Eight men and women, fellow journalists and passionate about information, have all been dismissed by Radio Monaco. At the end of December, two thirds of the SARL (Radio Monaco Society) will have left the company, located at Gildo Pastor Center. There will be no more programmes at the local level at 95.4. You may know the names, Franck Blanchon, Jimmy Boursicot, Camille Chappuis, Jean-Christophe Dimino, Franck Hermann, Catherine Pomart, Jean-Christophe Sanchez, Kelly Vargin. You may recognise some of their voices, which have accompanied you each day for the past several years.

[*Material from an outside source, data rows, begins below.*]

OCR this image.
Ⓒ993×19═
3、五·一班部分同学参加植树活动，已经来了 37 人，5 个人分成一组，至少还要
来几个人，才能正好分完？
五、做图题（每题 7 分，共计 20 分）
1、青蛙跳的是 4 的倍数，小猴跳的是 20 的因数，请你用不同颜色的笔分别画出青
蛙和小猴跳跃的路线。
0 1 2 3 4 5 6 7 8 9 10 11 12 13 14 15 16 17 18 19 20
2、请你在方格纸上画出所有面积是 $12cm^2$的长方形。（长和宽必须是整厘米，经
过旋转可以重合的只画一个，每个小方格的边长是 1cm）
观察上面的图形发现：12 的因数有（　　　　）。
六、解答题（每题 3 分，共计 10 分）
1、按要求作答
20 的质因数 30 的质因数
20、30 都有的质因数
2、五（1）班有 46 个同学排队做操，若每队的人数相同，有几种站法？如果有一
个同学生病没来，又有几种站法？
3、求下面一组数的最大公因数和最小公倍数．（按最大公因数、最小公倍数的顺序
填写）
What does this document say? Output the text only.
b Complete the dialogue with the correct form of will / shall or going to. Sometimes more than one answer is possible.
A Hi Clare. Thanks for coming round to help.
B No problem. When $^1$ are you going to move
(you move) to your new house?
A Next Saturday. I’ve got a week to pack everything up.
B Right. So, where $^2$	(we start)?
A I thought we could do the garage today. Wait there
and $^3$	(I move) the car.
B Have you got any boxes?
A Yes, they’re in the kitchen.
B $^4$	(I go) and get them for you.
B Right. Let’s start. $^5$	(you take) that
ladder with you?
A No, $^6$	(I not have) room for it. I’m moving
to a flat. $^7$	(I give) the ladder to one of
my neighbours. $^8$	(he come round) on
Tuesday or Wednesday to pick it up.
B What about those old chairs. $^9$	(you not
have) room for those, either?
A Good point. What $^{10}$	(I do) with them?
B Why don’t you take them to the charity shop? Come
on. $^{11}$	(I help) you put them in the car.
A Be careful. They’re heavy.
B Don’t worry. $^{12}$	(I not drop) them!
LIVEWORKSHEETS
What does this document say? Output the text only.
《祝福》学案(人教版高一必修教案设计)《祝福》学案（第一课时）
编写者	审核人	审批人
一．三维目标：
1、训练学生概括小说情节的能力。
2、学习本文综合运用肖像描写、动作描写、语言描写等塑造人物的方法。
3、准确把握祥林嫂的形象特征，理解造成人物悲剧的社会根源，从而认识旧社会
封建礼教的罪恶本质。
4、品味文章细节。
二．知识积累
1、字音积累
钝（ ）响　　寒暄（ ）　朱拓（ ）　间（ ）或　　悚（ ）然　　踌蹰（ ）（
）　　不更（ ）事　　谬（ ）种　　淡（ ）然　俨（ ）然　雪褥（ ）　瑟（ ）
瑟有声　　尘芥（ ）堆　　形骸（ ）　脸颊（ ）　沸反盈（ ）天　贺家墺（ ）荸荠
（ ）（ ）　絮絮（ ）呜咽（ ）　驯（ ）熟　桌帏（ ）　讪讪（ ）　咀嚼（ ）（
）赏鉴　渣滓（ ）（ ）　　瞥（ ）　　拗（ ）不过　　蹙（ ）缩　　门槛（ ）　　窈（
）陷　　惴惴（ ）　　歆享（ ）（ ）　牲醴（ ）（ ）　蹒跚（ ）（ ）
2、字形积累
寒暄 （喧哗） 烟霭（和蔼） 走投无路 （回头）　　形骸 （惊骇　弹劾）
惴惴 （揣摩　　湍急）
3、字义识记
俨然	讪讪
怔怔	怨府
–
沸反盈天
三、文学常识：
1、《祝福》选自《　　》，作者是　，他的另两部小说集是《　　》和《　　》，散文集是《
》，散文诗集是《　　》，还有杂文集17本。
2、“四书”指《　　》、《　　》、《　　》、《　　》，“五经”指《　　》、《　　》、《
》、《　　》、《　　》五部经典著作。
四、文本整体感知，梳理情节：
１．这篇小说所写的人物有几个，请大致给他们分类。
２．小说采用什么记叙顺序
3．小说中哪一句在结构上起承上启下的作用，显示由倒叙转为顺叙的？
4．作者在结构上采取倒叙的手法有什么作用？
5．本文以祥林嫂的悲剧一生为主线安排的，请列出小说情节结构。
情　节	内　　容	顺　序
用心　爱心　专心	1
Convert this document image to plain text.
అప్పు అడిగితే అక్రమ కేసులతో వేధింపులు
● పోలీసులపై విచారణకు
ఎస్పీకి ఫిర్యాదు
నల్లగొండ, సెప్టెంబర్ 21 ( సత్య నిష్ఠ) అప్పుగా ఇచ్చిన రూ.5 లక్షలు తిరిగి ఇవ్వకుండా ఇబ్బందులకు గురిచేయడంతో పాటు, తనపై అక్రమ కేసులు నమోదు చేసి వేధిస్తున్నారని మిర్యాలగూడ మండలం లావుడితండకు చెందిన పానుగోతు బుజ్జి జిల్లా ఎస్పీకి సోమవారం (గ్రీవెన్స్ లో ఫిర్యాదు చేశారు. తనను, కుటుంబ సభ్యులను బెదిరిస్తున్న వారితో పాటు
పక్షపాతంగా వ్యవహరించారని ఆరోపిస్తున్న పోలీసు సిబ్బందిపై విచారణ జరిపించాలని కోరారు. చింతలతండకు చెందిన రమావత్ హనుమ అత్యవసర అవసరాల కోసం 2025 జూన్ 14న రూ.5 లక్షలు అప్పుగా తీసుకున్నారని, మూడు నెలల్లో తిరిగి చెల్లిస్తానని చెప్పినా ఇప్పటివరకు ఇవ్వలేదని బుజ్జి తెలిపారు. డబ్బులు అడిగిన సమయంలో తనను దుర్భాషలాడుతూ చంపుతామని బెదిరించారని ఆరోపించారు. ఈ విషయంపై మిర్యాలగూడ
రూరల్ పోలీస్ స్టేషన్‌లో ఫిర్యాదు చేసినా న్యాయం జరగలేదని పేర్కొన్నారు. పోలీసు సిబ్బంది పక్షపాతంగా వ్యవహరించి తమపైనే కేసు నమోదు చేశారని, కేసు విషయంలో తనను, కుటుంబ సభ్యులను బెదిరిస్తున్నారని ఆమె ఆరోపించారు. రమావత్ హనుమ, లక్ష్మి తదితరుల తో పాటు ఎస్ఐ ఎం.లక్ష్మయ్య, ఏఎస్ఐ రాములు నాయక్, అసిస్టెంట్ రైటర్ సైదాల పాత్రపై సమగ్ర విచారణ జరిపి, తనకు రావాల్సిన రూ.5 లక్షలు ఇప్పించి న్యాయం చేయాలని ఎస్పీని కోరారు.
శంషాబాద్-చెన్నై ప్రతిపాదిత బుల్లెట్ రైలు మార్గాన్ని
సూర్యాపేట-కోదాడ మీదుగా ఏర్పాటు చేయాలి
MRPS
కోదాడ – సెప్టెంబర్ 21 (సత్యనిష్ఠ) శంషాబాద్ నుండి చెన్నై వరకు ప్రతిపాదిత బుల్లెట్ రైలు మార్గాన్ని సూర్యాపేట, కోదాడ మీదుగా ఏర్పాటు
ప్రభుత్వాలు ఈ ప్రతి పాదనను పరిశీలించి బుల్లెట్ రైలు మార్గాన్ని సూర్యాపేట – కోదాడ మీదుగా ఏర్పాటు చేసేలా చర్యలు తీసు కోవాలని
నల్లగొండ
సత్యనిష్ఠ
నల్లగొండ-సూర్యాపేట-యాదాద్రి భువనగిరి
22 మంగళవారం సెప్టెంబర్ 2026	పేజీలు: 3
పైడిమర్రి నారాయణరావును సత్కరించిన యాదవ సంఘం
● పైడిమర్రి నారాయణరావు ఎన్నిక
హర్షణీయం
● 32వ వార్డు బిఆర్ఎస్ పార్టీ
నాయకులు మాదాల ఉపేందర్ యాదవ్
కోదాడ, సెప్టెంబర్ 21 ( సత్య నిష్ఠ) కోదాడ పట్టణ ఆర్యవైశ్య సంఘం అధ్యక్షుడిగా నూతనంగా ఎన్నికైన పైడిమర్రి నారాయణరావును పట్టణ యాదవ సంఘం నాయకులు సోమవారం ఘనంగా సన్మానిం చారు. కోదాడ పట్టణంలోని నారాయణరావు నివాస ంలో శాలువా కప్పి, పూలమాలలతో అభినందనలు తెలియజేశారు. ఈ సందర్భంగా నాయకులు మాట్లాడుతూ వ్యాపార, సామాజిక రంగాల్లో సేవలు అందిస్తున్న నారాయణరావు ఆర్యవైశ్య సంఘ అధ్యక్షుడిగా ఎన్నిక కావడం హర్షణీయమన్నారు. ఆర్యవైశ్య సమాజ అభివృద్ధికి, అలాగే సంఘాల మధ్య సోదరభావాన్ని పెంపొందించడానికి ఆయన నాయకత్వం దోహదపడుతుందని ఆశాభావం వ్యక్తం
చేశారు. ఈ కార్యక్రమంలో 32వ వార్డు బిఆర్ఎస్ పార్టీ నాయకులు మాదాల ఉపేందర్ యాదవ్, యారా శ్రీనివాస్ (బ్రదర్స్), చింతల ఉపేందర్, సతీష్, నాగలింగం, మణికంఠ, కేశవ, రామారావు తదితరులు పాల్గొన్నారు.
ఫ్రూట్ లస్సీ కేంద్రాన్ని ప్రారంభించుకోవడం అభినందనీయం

Today, contemplating the radio waves falling silent, all eight soon-to-be dismissed employees feel a lump in their throats. “There is an entire Monaco broadcasting community that doesn’t feel like celebrating anymore,” they explain together. After the huge blow caused by the eight dismissal letters, followed by the discontent after talks with manager Richard Borfiga, the employees wish to take up the pen to reveal what really happens away from the microphone.

No alternative

This is how they show their appreciation, in the middle of the season and without any prior consultation or possible alternative.
It must be noted that in Radio, programmes are blocked out from September to June. Finding work in the middle of the season, not to mention in a sector badly affected by the crisis, is nearly impossible. Without the possibility of a career change–and no Monegasque employees have the right to paid training–they thus face the near certainty of being unemployed at least until the 2017 return.

In view of this, Richard Borfiga states, “We are obliged to show people maximum respect. They are requesting full payment until September in order to finish the season. It is normal that we should listen to them and we will deal with each one case by case. Dismissals are not easy.”

Being dismissed is perhaps even less easy. Especially as the law only provides one fifth of a monthly salary per year worked in the company. “It’s normal that there should be a redundancy payment,” Richard Borfiga points out. From the employer’s side, no more information is forthcoming. Six weeks after leaving, the employees assert that they have not received any firm offer.

Over one million euro lost each year

They continue, “The justification for this extreme brutality is ‘economic’ urgency, even though the radio’s influence and its sales turnover are higher than ever before.”

According to sources, the radio is losing more than one million euros per year, a large amount but not a recent deficit. The only new factor is the selection of Richard Borfiga last July, to succeed Fabrice Larue. Two men with two very different profiles.

“Today, it’s about repositioning radio and meeting the needs of the local population,” explains Thomas Giaccardi, solicitor defending the interests of Gildo Pallanca-Pastor and his wife, two of the shareholders. “We have a market that does not permit us to continue following exactly the same approach as the national radio.” This approach, which showed ambition, determination, and a feel for the media, had nonetheless worked for nearly 10 years. It’s important to recognise the current context as well, with a shareholder consul general for Monaco in New York since 5th May 2015, which is no longer the same as it was in 2007.

More than being victims of economic logic, the employees feel they have been treated poorly, with management “in disregard for the basic social rules, without presenting a support plan or measures for compensation. Worse still, by proposing to some to continue working for the same company, as an undeclared worker or under the French legal standing of being ‘self-employed’. (…) We are appalled by this lack of consideration and the lack of humanity shown by the managers.”

“This information is false,” states Richard Borfiga. “I represent the interests of Mr. Pastor and there is no interest in making them work ‘under the table.’ The risk is too high.”
At the end of the day, this controversy changes nothing about the reality that on 31st December 2016, eight employees of Radio Monaco will find themselves unemployed.